Вопреки всему, что поддерживало его угасающую жизнь, хромой человек шёл не по пыльному звенящему под ногами гравию мимо ветхой церквушки с поблёкшими куполами, неподалёку от которой находился его дом, а по непривычной, словно бы чужой брусчатке, поглощающей звуки его тяжёлых сапог. Дороге, которая вела его против собственной воли, не в будущее, в котором он и так не видел ничего светлого, а в прошлое, что манило воспоминаниями.
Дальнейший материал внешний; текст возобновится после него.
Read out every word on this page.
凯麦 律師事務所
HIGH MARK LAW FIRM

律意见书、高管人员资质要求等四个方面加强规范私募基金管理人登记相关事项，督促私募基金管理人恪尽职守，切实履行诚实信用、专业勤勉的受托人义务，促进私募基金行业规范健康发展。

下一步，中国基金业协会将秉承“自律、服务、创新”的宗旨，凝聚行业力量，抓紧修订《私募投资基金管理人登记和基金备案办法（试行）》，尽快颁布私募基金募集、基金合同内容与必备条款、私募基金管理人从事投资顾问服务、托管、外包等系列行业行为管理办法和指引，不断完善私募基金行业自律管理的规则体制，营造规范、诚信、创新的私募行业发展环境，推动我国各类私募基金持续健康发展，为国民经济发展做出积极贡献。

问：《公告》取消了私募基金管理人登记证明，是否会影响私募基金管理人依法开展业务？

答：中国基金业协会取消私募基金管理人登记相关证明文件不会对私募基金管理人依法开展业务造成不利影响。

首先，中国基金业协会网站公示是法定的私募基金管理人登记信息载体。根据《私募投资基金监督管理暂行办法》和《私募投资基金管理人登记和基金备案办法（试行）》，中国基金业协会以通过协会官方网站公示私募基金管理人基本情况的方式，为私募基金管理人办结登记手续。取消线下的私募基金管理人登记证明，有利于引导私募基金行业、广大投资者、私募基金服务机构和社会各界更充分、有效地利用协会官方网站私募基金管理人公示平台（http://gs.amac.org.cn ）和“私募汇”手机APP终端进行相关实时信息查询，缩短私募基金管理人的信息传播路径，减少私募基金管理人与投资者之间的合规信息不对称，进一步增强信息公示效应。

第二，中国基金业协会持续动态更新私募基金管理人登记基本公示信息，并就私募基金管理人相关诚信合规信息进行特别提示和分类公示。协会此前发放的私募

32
— А ты умеешь, да? — ответил ему кто-то.
Мужчина вдруг сообразил, что сжимает в руке влажную детскую ручонку. Не смотрел на ребёнка. Только на трепыхающийся от сильного ветра оторванный лоскут на рукаве малыша.
Секунду, может две музыкант действительно не мог вспомнить, что это за ребёнок, а тот смотрел на него с нескрываемым любопытством. Шёл, быстро перебирая ножками, словно бы его забавляло замешательство этого странного на вид человека.
У меня есть ребёнок? Когда-то был? — судорожно попытался вспомнить он, не сбавляя шаг.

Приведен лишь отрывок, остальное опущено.